Sorry started and couldn't stop then must be getting to me more than i thought!
Sorry for the rant but thats been building up all weekend! sorry girls im just so fed up of doing everything and no appreciation.
So now we have a rota, he has to emply bins upstairs 3 times a week, wash bottles & dishes on friday, saturday & sunday (I do rest of week), take care of lo for most of Saturday whilst I get on with things downstairs or go out to the shops & make him deal with daytime feeds, lunch, bottles etc during the weekend.
Now he knows what is expected & when he is much more efficient although I do have to ask if he has looked at his rota today yet but it is much better than going " have you emptied those bins yet, have you washed the bottles yet? & sound like a nag.
I still lose my temper sometimes but at least this way I feel he is doing his share but I go back to work in a couple of weeks & things will need to change again cause I wont be doing the washing up at 9pm like I do now after getting lo settled in bed, clearing up the dinner things & generally straightening the house after the day & oh buggers off upstairs to his office to mess around with his guitars.

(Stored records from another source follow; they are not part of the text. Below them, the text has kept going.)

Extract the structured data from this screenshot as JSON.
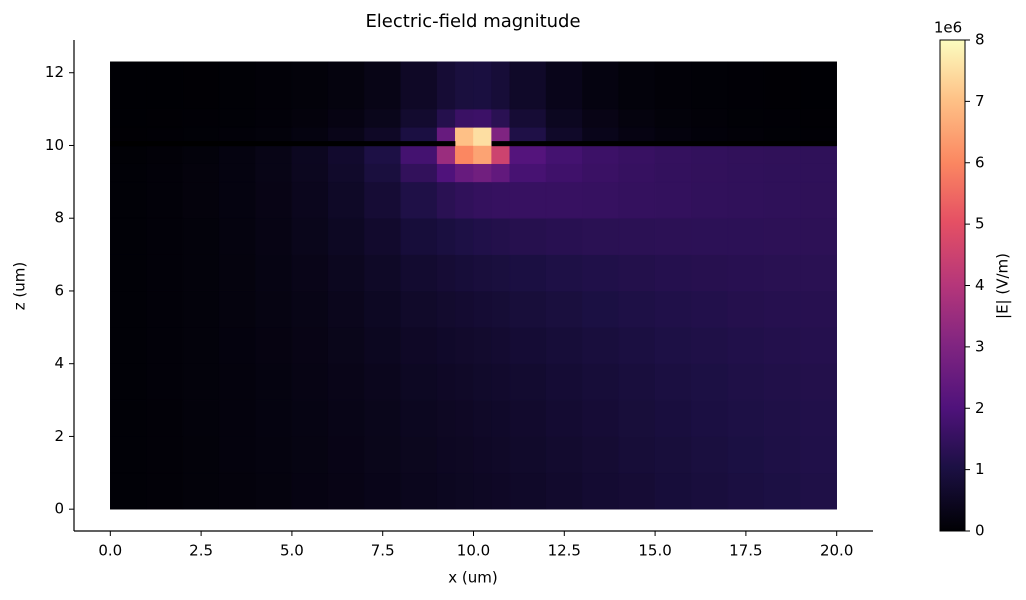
{
  "chart_data": {
    "type": "heatmap",
    "title": "Electric-field magnitude",
    "x_label": "x (um)",
    "y_label": "z (um)",
    "colorbar_label": "|E| (V/m)",
    "colorbar_offset": "1e6",
    "colormap": "magma",
    "xlim": [
      -1,
      21
    ],
    "ylim": [
      -0.6,
      12.9
    ],
    "clim": [
      0,
      8
    ],
    "xticks": [
      {
        "value": 0,
        "label": "0.0"
      },
      {
        "value": 2.5,
        "label": "2.5"
      },
      {
        "value": 5,
        "label": "5.0"
      },
      {
        "value": 7.5,
        "label": "7.5"
      },
      {
        "value": 10,
        "label": "10.0"
      },
      {
        "value": 12.5,
        "label": "12.5"
      },
      {
        "value": 15,
        "label": "15.0"
      },
      {
        "value": 17.5,
        "label": "17.5"
      },
      {
        "value": 20,
        "label": "20.0"
      }
    ],
    "yticks": [
      0,
      2,
      4,
      6,
      8,
      10,
      12
    ],
    "cticks": [
      0,
      1,
      2,
      3,
      4,
      5,
      6,
      7,
      8
    ],
    "x_edges": [
      0,
      1,
      2,
      3,
      4,
      5,
      6,
      7,
      8,
      9,
      9.5,
      10,
      10.5,
      11,
      12,
      13,
      14,
      15,
      16,
      17,
      18,
      19,
      20
    ],
    "z_edges": [
      0,
      1,
      2,
      3,
      4,
      5,
      6,
      7,
      8,
      9,
      9.5,
      10,
      10.5,
      11,
      12.3
    ],
    "values": [
      [
        0.05,
        0.07,
        0.1,
        0.13,
        0.17,
        0.22,
        0.28,
        0.34,
        0.41,
        0.46,
        0.49,
        0.52,
        0.55,
        0.6,
        0.67,
        0.74,
        0.8,
        0.87,
        0.93,
        0.99,
        1.04,
        1.1
      ],
      [
        0.05,
        0.07,
        0.1,
        0.14,
        0.18,
        0.23,
        0.29,
        0.36,
        0.43,
        0.48,
        0.51,
        0.55,
        0.58,
        0.63,
        0.7,
        0.77,
        0.84,
        0.9,
        0.96,
        1.02,
        1.07,
        1.12
      ],
      [
        0.05,
        0.07,
        0.11,
        0.14,
        0.19,
        0.24,
        0.31,
        0.38,
        0.46,
        0.51,
        0.54,
        0.58,
        0.61,
        0.67,
        0.74,
        0.81,
        0.88,
        0.94,
        1.0,
        1.05,
        1.1,
        1.14
      ],
      [
        0.05,
        0.08,
        0.11,
        0.15,
        0.2,
        0.26,
        0.33,
        0.41,
        0.5,
        0.55,
        0.59,
        0.63,
        0.66,
        0.72,
        0.79,
        0.86,
        0.93,
        0.99,
        1.04,
        1.09,
        1.13,
        1.17
      ],
      [
        0.05,
        0.08,
        0.11,
        0.16,
        0.21,
        0.28,
        0.36,
        0.45,
        0.55,
        0.61,
        0.65,
        0.69,
        0.73,
        0.79,
        0.86,
        0.93,
        0.99,
        1.05,
        1.1,
        1.14,
        1.18,
        1.21
      ],
      [
        0.05,
        0.08,
        0.12,
        0.17,
        0.23,
        0.3,
        0.39,
        0.5,
        0.62,
        0.69,
        0.73,
        0.78,
        0.82,
        0.88,
        0.95,
        1.02,
        1.07,
        1.12,
        1.16,
        1.2,
        1.23,
        1.25
      ],
      [
        0.05,
        0.08,
        0.12,
        0.17,
        0.24,
        0.33,
        0.44,
        0.57,
        0.72,
        0.8,
        0.86,
        0.91,
        0.95,
        1.0,
        1.07,
        1.12,
        1.17,
        1.21,
        1.24,
        1.27,
        1.29,
        1.3
      ],
      [
        0.05,
        0.08,
        0.12,
        0.18,
        0.26,
        0.37,
        0.5,
        0.67,
        0.87,
        0.98,
        1.06,
        1.12,
        1.17,
        1.22,
        1.27,
        1.3,
        1.32,
        1.34,
        1.35,
        1.35,
        1.36,
        1.36
      ],
      [
        0.05,
        0.08,
        0.13,
        0.19,
        0.28,
        0.4,
        0.57,
        0.8,
        1.1,
        1.3,
        1.42,
        1.5,
        1.53,
        1.55,
        1.55,
        1.53,
        1.5,
        1.47,
        1.44,
        1.42,
        1.4,
        1.39
      ],
      [
        0.05,
        0.08,
        0.13,
        0.2,
        0.3,
        0.44,
        0.64,
        0.95,
        1.45,
        2.0,
        2.5,
        2.7,
        2.4,
        1.85,
        1.7,
        1.6,
        1.53,
        1.48,
        1.45,
        1.42,
        1.4,
        1.4
      ],
      [
        0.04,
        0.07,
        0.12,
        0.19,
        0.3,
        0.45,
        0.68,
        1.05,
        1.8,
        3.5,
        6.0,
        6.5,
        4.5,
        2.1,
        1.8,
        1.65,
        1.56,
        1.5,
        1.46,
        1.43,
        1.41,
        1.4
      ],
      [
        0.02,
        0.03,
        0.05,
        0.08,
        0.12,
        0.2,
        0.32,
        0.55,
        1.0,
        2.5,
        7.0,
        7.5,
        3.0,
        1.1,
        0.6,
        0.35,
        0.22,
        0.14,
        0.09,
        0.06,
        0.04,
        0.03
      ],
      [
        0.01,
        0.02,
        0.03,
        0.05,
        0.08,
        0.13,
        0.22,
        0.38,
        0.7,
        1.2,
        1.6,
        1.65,
        1.3,
        0.8,
        0.45,
        0.28,
        0.17,
        0.1,
        0.06,
        0.04,
        0.03,
        0.02
      ],
      [
        0.01,
        0.01,
        0.02,
        0.04,
        0.06,
        0.1,
        0.17,
        0.3,
        0.55,
        0.8,
        0.95,
        0.97,
        0.85,
        0.6,
        0.35,
        0.2,
        0.12,
        0.07,
        0.05,
        0.03,
        0.02,
        0.01
      ]
    ],
    "electrodes": [
      {
        "x": [
          0,
          9.5
        ],
        "z": [
          9.98,
          10.12
        ]
      },
      {
        "x": [
          10.5,
          20
        ],
        "z": [
          9.98,
          10.12
        ]
      }
    ]
  }
}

We are to blame though cause we complain & never do anything about it but I decided enough was enough & although oh was always good with lo changing nappies & playing with him he wouldn't ever think about the rest of it like housework, making bottles & lo's weaning food so made the rota & life is a lot happier.
Ok my rant over sorry and thanks for listening. Such a relief
My oh has just got the hang of helping out after 3 weeks of me going mental at him but then realized that wasn't the way to do it!

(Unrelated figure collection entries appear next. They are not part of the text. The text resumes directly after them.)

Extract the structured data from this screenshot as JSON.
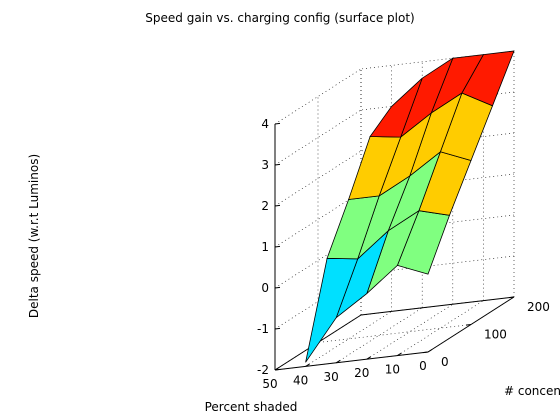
{
  "chart_data": {
    "type": "surface",
    "title": "Speed gain vs. charging config (surface plot)",
    "xlabel": "Percent shaded",
    "ylabel": "# concentrators",
    "zlabel": "Delta speed (w.r.t Luminos)",
    "xlim": [
      0,
      50
    ],
    "ylim": [
      0,
      200
    ],
    "zlim": [
      -2,
      4
    ],
    "xticks": [
      "0",
      "10",
      "20",
      "30",
      "40",
      "50"
    ],
    "yticks": [
      "0",
      "100",
      "200"
    ],
    "zticks": [
      "-2",
      "-1",
      "0",
      "1",
      "2",
      "3",
      "4"
    ],
    "grid": true,
    "colormap": "jet",
    "x": [
      40,
      30,
      20,
      10,
      0
    ],
    "y": [
      0,
      50,
      100,
      150,
      200
    ],
    "z": [
      [
        -1.9,
        0.3,
        1.4,
        2.6,
        3.0
      ],
      [
        -0.9,
        0.2,
        1.4,
        2.5,
        3.6
      ],
      [
        -0.4,
        0.8,
        1.8,
        3.0,
        4.0
      ],
      [
        0.2,
        1.2,
        2.3,
        3.4,
        4.0
      ],
      [
        -0.1,
        1.0,
        2.0,
        3.0,
        4.0
      ]
    ]
  }
}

I kept expecting him just to know what to do where and when, so I just asked him..'Can you do the washing up please?' 'Can you change lo nappy?' I think the thing with most men is they don't just do things like us, they need to be asked!!
Aideen how do you put up with that! I mean its not just that he dont do things,but the way hes talking to you dont sound right to me! Was this 4th baby planned? sorry for asking but hubby sounds either mega stressed or not happy about something.........I had togo into hospital and no body ever wants to go in and if they do then it must be hell at home! So either way he should be concerned! My oh dont do much around d house at all but if he talked to me like that when im that ill id bloody throttle him!
Try it, you might just find it saves your sanity (& maybe marriage too
i know i am spoiled by my husband. Because he used to be a chef he is very domesticated. He also used to do a lot of work at home when he was in his teens as his dad had a brain tumour and his mum was out at work so he cooked tea for the family and looked after his little sister.
He is great around teh house - he washes up most nights (and since being pregnant has made me sit down straight after tea and hardly lets me help); he cooks (although we tend to share the cooking), he cleans, puts the washing machine on, i get a cup of tea brought up to me every morning (even did this before i got pregnant), defrosts my car on frosty mornings, unpacks the groceries for me. The only things he doesnt do is iron or garden which is fine by me.
If i go out shopping for the day, i will come back and he will have done some housework, done a few loads of washing and hung it out, and probably made something like soup or chilli by the time i get home.
Reading some of your posts has made me realise how great he is and i;m going to try even harder to show him how much i apprecaite it.